Carefully tailoring the model risk management (MRM) processes to model tiers has become an increasingly important goal for financial institutions worldwide. However, this process can be confusing and daunting in practice due to competing expectations of developers, users, and regulators with limited resources. During the RiskMinds event in late May, many industry leaders shed light on this complex process and introduced new ideas for a risk-based approach to MRM.
The general consensus was that the pandemic significantly stress-tested the model tiering approach, and there is a clear need to overhaul it. Additional metrics such as the probability of a model breaking or not functioning at all and materiality tied to the notion of loss among others need to be devised over and above materiality, complexity, and model use. The expanded model tiering system could then better guide the development of improved approaches to combat model failure during crises. It will also help introduce a “proportionate to risk” model risk management framework where additional controls are instituted for critical models. Some of the additional controls that the event speakers mentioned were related to flexible governance and ongoing performance monitoring, increased use of stress testing, parallel use of alternative/ challenger models, use of kill switches in the models, and last but not the least establishing expert teams who would be go-to teams when models break down.

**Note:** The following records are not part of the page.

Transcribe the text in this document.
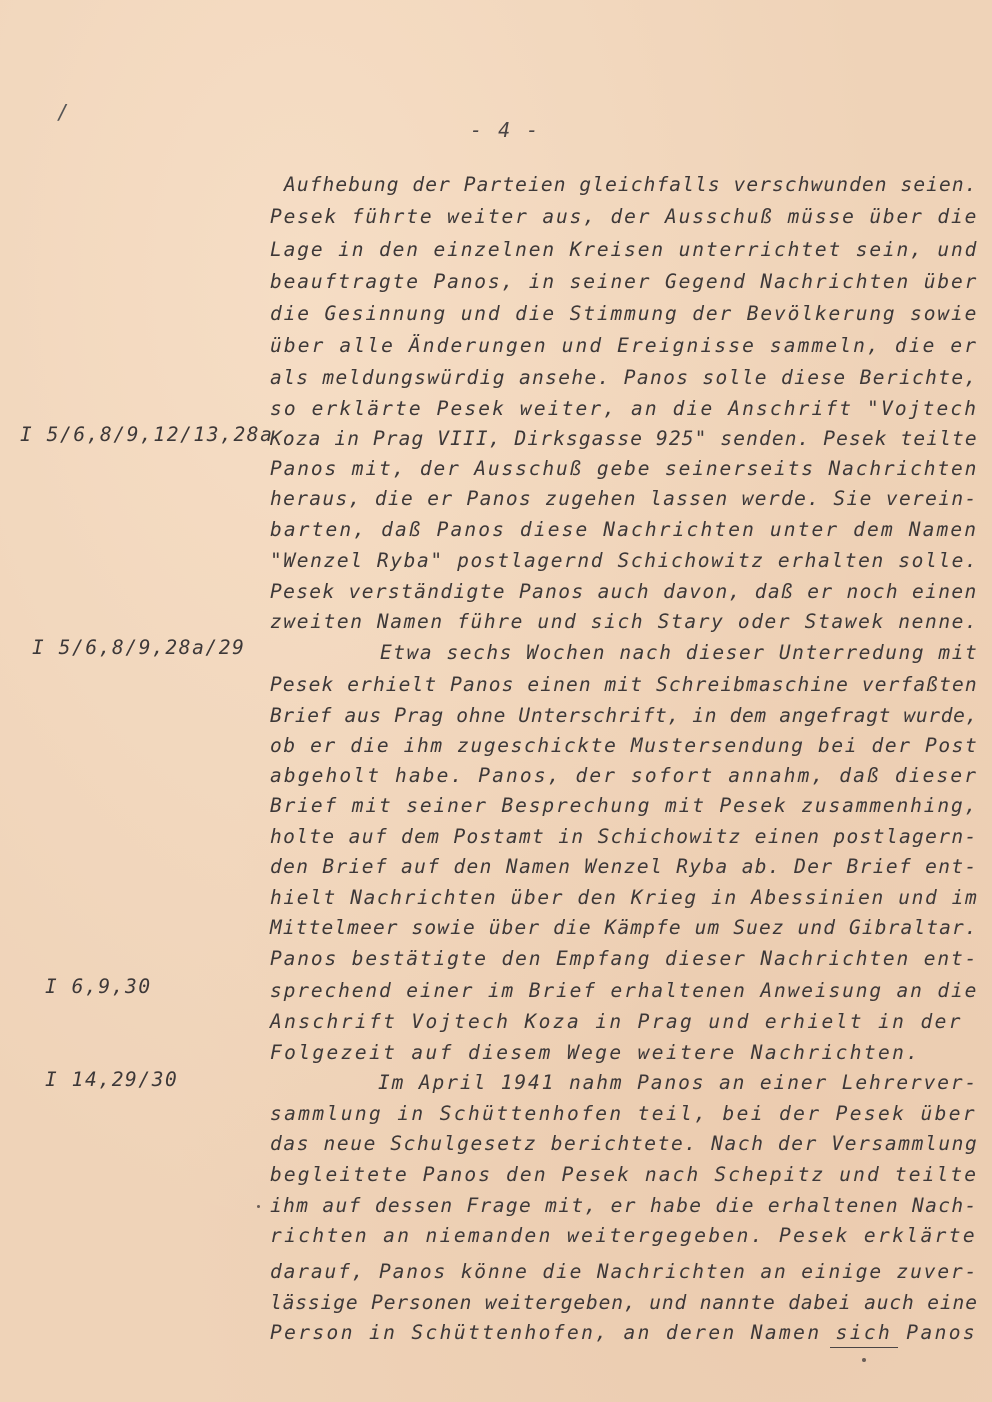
/
- 4 -
I 5/6,8/9,12/13,28a
I 5/6,8/9,28a/29
I 6,9,30
I 14,29/30
Aufhebung der Parteien gleichfalls verschwunden seien.
Pesek führte weiter aus, der Ausschuß müsse über die
Lage in den einzelnen Kreisen unterrichtet sein, und
beauftragte Panos, in seiner Gegend Nachrichten über
die Gesinnung und die Stimmung der Bevölkerung sowie
über alle Änderungen und Ereignisse sammeln, die er
als meldungswürdig ansehe. Panos solle diese Berichte,
so erklärte Pesek weiter, an die Anschrift "Vojtech
Koza in Prag VIII, Dirksgasse 925" senden. Pesek teilte
Panos mit, der Ausschuß gebe seinerseits Nachrichten
heraus, die er Panos zugehen lassen werde. Sie verein-
barten, daß Panos diese Nachrichten unter dem Namen
"Wenzel Ryba" postlagernd Schichowitz erhalten solle.
Pesek verständigte Panos auch davon, daß er noch einen
zweiten Namen führe und sich Stary oder Stawek nenne.
Etwa sechs Wochen nach dieser Unterredung mit
Pesek erhielt Panos einen mit Schreibmaschine verfaßten
Brief aus Prag ohne Unterschrift, in dem angefragt wurde,
ob er die ihm zugeschickte Mustersendung bei der Post
abgeholt habe. Panos, der sofort annahm, daß dieser
Brief mit seiner Besprechung mit Pesek zusammenhing,
holte auf dem Postamt in Schichowitz einen postlagern-
den Brief auf den Namen Wenzel Ryba ab. Der Brief ent-
hielt Nachrichten über den Krieg in Abessinien und im
Mittelmeer sowie über die Kämpfe um Suez und Gibraltar.
Panos bestätigte den Empfang dieser Nachrichten ent-
sprechend einer im Brief erhaltenen Anweisung an die
Anschrift Vojtech Koza in Prag und erhielt in der
Folgezeit auf diesem Wege weitere Nachrichten.
Im April 1941 nahm Panos an einer Lehrerver-
sammlung in Schüttenhofen teil, bei der Pesek über
das neue Schulgesetz berichtete. Nach der Versammlung
begleitete Panos den Pesek nach Schepitz und teilte
ihm auf dessen Frage mit, er habe die erhaltenen Nach-
richten an niemanden weitergegeben. Pesek erklärte
darauf, Panos könne die Nachrichten an einige zuver-
lässige Personen weitergeben, und nannte dabei auch eine
Person in Schüttenhofen, an deren Namen sich Panos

Some speakers also mentioned that the revamped risk-based approach is required to release and rationalize resources from models with lower residual risk. The continuing rise of talent scarcity and cost pressures with added responsibilities since the pandemic has overburdened the model risk function. Flexibility in setting up validation and monitoring cycles in times of crises was discussed so that models with lower residual risk and fewer or no validation findings can be given some breathing room. There were also discussions around ways to define and hence limit essential testing and documentation requirements for lower-tiered models. One speaker mentioned how a global investment bank recommended specific validation tests that tend to be time-consuming should be left out for lower-tier models while at another global investment bank, model risk governance has set SLAs on Turnaround Times for model validation exercises and have set them significantly lower for tier 3 and 4 models.
The creation of all these varied responses and decisions regarding the risk-based approach to model risk management has been left to the discretion of banks and their MRM Governance functions. MRM governance is expected to initiate dialogue among various stakeholders internally – model developers, users and owners, validators, and risk and audit committee to revamp the risk-based approach to MRM. Essentially MRM Governance teams will have to define non-negotiable principles for redirecting resources from lower-tier models while creating a clear benefit framework for instituting additional controls for critical higher-tier models.